The Post AV Nodal Ablation Evaluation Trial (PAVE) was the first large-scale study to show the benefits of biventricular pacing in patients with atrial fibrillation undergoing AV node ablation. The beneficial effects of biventricular pacing were greater in patients with impaired heart function or symptomatic heart failure.

The Defibrillator IN Acute Myocardial Infarction Trial DINAMIT assessed ICD therapy for prevention of death in high-risk patients who have recently had a myocardial infarction (heart attack).

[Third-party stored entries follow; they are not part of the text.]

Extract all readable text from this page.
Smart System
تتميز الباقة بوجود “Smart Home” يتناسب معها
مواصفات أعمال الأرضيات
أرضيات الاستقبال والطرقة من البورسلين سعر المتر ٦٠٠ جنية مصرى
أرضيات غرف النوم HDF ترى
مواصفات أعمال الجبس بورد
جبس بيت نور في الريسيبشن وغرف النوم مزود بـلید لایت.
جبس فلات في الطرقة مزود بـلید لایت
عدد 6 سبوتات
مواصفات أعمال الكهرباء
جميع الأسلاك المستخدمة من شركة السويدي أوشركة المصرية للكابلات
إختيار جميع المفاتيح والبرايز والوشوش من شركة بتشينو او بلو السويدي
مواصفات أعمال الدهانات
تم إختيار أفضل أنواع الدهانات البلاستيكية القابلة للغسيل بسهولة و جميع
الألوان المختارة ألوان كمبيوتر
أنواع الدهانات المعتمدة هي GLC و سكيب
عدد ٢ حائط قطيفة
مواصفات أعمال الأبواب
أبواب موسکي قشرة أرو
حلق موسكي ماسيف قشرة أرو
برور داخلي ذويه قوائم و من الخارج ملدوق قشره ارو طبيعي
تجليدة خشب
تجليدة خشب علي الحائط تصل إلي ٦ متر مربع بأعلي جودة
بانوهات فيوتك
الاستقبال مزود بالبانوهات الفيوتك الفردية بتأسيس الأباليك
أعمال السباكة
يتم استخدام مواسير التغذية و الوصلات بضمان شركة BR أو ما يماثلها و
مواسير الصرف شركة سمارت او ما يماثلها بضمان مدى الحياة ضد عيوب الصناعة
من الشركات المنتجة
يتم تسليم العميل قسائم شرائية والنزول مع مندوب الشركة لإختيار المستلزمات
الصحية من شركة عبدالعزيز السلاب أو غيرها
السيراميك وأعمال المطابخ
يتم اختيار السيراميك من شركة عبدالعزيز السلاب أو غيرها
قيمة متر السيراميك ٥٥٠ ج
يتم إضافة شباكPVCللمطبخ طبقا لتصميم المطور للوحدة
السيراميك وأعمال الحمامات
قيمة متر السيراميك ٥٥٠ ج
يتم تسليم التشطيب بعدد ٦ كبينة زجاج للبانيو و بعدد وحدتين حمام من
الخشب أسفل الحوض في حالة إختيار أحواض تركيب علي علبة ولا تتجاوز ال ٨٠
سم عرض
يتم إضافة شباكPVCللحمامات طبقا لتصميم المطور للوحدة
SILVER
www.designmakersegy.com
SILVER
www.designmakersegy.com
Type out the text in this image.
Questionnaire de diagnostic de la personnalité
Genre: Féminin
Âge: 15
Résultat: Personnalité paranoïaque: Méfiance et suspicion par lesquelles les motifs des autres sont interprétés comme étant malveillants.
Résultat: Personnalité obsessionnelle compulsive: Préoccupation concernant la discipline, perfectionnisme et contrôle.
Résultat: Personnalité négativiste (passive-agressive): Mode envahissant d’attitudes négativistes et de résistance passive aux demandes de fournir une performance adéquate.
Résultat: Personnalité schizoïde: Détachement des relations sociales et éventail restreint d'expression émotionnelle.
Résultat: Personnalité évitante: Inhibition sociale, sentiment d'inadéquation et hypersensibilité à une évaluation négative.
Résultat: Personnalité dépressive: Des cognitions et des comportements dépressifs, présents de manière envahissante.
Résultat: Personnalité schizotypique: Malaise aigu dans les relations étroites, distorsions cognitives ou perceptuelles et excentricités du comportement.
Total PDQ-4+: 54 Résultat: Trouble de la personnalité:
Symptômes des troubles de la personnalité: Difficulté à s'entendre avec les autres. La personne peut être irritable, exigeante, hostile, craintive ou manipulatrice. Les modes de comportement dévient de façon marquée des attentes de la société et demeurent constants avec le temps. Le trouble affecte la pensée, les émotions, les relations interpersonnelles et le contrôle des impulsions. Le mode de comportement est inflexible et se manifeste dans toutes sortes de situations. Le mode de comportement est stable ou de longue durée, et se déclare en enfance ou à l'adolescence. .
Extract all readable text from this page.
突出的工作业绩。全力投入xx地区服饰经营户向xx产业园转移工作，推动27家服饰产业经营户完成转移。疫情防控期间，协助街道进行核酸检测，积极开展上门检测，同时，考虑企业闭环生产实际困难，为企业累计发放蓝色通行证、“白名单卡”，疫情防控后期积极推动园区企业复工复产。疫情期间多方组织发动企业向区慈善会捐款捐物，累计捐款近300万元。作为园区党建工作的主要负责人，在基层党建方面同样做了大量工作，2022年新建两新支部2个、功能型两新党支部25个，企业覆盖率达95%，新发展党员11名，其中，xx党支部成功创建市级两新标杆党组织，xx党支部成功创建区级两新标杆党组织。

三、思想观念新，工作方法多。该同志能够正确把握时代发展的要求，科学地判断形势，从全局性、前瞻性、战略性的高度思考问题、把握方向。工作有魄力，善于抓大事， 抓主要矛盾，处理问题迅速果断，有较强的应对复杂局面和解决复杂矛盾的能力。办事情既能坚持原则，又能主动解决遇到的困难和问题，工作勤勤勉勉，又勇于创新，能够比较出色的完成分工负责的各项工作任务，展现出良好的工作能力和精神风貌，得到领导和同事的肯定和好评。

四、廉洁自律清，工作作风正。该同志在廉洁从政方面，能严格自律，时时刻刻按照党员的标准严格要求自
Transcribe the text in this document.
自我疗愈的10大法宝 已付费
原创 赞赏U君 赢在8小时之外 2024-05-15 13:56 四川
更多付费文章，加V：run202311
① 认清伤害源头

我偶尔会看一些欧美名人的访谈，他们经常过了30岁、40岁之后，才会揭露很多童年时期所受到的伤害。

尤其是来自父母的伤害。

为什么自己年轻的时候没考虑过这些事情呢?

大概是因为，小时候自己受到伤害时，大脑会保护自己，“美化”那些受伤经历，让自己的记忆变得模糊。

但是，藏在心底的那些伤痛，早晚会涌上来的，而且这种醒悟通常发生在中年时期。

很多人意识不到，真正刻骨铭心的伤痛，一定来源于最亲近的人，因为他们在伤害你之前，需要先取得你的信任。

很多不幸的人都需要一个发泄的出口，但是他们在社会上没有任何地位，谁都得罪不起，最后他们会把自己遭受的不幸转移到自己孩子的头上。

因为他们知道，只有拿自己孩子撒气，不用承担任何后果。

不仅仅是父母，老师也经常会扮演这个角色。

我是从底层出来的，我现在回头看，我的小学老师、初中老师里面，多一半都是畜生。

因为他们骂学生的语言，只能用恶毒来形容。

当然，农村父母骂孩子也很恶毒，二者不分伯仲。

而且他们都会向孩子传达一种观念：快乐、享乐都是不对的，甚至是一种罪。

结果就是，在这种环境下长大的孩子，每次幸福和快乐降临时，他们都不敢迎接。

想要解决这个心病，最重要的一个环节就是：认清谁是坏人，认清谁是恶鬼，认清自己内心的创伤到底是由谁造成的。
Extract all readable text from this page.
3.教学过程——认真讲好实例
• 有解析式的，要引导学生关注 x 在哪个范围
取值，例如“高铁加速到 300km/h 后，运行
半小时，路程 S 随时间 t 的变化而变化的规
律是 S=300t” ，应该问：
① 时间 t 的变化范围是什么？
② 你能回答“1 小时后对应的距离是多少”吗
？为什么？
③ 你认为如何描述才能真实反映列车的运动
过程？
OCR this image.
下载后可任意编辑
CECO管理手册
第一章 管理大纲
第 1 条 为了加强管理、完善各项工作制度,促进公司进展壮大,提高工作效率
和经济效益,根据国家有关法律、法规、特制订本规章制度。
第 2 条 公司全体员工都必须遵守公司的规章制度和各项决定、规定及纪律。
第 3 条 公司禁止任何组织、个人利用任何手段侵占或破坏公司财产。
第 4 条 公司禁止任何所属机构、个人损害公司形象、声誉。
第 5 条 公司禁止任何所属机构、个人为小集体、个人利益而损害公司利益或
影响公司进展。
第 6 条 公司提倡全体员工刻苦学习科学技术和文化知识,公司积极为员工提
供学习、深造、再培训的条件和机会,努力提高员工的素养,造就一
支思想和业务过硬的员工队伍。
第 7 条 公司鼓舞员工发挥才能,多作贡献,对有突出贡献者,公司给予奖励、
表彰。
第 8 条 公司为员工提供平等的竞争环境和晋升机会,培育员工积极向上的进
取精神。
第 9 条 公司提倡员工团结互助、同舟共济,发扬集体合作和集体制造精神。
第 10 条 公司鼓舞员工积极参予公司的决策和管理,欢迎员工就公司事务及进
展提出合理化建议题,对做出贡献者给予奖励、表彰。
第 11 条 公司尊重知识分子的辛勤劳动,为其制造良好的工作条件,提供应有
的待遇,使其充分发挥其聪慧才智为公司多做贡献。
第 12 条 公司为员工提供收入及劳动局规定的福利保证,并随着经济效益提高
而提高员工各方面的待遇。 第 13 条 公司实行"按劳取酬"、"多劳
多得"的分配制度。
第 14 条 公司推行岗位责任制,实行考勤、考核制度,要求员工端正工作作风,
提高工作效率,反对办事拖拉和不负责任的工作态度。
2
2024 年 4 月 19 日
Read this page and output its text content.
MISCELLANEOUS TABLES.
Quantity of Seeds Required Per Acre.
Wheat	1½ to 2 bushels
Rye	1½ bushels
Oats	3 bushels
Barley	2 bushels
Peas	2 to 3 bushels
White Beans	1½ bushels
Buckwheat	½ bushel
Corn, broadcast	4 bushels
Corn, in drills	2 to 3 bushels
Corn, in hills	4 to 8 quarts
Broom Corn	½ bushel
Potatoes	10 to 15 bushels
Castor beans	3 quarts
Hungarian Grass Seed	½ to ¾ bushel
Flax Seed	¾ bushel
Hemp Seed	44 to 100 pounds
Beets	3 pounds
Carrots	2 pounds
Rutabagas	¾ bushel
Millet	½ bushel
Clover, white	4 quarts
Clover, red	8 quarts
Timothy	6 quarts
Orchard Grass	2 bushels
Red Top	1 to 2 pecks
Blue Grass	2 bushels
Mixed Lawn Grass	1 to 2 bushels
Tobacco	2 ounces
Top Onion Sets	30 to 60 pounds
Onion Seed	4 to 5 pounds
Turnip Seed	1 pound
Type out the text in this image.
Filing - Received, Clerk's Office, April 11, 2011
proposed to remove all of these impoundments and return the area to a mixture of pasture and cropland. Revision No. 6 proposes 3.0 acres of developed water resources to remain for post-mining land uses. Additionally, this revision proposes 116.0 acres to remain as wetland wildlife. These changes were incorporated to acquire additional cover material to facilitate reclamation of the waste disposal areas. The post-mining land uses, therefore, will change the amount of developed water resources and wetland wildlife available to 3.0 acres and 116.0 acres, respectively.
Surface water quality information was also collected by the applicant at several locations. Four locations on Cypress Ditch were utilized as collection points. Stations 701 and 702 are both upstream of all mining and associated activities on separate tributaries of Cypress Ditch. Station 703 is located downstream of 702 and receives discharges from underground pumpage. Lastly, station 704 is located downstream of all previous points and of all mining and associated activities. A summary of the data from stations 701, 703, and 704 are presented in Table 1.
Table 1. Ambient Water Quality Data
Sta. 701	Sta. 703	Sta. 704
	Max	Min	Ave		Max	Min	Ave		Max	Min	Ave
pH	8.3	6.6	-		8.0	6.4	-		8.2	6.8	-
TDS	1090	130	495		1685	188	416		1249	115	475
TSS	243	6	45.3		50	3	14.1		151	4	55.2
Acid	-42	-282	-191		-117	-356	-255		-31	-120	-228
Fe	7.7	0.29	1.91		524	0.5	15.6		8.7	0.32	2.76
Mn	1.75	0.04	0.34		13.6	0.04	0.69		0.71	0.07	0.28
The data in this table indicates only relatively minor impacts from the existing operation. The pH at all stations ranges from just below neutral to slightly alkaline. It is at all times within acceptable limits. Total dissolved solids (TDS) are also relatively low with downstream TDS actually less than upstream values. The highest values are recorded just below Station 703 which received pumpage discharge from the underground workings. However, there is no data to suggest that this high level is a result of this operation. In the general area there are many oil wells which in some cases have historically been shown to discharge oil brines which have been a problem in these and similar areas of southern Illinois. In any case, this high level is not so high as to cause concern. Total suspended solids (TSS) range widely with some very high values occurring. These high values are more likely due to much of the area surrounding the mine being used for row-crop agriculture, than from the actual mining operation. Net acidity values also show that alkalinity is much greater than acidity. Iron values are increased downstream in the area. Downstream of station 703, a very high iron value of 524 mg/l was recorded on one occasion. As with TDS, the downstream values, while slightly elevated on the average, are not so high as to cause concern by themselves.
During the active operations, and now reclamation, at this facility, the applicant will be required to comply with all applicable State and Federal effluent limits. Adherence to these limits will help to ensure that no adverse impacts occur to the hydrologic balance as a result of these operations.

The study demonstrated that ICDs do not reduce overall mortality when implanted early (within 40 days) after a myocardial infarction.

The Defibrillators in Non-Ischemic Cardiomyopathy Treatment Evaluation Trial (DEFINITE) found that patients with non-ischemic heart failure (not due to coronary artery disease) who receive an ICD are at lower risk for sudden cardiac death than patients treated with standard drug therapy.

The Atrial Dynamic Overdrive Pacing Trial-A (ADOPT-A) demonstrated that overdrive pacing with the AF Suppression(TM) algorithm decreases symptomatic AF burden significantly in patients with sick sinus syndrome, paroxysmal AF and standard pacemaker indications.

The Alternans Before Cardioverter Defibrillator Trial (ABCD) found that a non-invasive test called microvolt T-Wave Alternans (which uses computer technology to predict a patient's risk for sudden cardiac death) is comparable to an invasive and more expensive procedure commonly used by cardiac electrophysiologists to determine a patient's eligibility for an implanted defibrillator.

The Resynchronization Therapy In Normal QRS Trial (RethinQ) demonstrated that patients with a narrow QRS complex (the time required for the heart muscle to contract, as measured by electrocardiogram) and certain measures of left ventricular mechanical dyssynchrony (when the heart's main pumping chambers do not contract together efficiently) do not benefit from biventricular pacing (cardiac resynchronization therapy).